Assim, entende-se que o ‘’Juízo 100% Digital’’ é um sistema eletrônico facultativo que será disponibilizado no momento em que a parte ingressar com o processo, na ocasião da distribuição da ação, e, portanto, a parte contrária poderá opor-se contra essa medida até o momento da contestação.
De acordo com o presidente do CNJ, ministro Luiz Fux, “A Justiça 100% digital’’ é optativa mas, acompanha a agilidade do mundo contemporâneo e traz benefícios para os advogados e para todos nós que visamos a duração razoável dos processos que é um direito fundamental consagrado pela Emenda 45“.
Além disso, por se tratar de um sistema facultativo, as partes poderão requerer o ingresso na audiência por videoconferência em sala disponibilizada pelo Poder Judiciário, devendo o modelo, portanto, prestar atendimento remoto durante o horário de expediente forense.
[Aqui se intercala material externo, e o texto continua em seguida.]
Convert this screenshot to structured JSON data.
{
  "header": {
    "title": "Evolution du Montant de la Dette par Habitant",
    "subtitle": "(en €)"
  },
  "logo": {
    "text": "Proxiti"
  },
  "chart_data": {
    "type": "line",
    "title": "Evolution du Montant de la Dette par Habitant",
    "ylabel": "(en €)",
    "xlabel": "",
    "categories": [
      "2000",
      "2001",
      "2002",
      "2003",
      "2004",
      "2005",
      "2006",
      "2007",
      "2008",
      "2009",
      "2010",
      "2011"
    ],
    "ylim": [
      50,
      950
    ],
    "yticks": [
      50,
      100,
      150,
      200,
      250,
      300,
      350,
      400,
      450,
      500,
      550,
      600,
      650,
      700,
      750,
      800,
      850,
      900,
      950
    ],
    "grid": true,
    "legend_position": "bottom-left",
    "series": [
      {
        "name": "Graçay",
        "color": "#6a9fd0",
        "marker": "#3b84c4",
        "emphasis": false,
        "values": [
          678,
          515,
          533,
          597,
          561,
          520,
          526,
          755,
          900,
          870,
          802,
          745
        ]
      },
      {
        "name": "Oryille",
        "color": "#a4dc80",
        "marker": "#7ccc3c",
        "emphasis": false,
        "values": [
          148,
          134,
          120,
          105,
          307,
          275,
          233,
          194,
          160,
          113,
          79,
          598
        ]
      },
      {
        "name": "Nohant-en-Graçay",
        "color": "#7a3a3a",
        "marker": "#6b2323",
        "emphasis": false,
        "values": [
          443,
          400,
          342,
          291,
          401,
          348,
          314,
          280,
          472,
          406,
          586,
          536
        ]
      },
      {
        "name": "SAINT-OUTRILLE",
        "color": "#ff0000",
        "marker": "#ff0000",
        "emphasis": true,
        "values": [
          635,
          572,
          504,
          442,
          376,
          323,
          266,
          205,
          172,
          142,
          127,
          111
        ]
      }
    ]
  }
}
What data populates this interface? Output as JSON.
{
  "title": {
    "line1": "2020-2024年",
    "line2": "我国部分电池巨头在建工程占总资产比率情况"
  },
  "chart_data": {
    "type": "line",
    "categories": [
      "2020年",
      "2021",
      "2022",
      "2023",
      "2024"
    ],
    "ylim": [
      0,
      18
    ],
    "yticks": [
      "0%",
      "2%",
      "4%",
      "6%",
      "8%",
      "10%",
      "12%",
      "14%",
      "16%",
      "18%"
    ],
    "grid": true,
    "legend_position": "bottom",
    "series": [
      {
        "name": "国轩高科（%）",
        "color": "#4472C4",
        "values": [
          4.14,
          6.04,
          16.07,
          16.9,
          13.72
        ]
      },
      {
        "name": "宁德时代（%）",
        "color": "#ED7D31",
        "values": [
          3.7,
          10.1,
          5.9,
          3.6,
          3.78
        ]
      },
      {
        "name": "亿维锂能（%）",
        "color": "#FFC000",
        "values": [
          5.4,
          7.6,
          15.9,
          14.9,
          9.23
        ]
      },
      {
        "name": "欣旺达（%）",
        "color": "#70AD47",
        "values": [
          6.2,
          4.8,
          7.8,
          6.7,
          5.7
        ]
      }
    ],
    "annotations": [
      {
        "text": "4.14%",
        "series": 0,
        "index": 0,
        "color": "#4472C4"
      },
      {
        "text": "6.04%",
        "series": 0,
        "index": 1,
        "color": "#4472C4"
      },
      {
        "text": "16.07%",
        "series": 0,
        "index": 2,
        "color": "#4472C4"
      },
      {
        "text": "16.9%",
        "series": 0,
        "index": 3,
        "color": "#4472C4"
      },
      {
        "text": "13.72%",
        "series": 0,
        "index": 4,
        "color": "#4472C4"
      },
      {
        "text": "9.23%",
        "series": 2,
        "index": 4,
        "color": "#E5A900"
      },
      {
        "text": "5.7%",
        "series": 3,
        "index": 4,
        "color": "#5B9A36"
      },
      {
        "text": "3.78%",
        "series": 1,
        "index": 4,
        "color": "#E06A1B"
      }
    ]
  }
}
Ademais, os tribunais que quiserem aderir a nova sistemática aprovada pelo Conselho Nacional de Justiça deverão disponibilizar a infraestrutura necessária ao funcionamento das unidades jurisdicionais, por se tratar de um modelo fundamental para a execução de atos por meio eletrônico e remoto possibilitando a observância de benefícios relacionados com o fluxo processual no Poder Judiciário.
Por fim, os tribunais que desejarem implementar o novo sistema do ‘’Juízo 100% Digital’’ deverão comunicar ao CNJ no prazo de 30 dias.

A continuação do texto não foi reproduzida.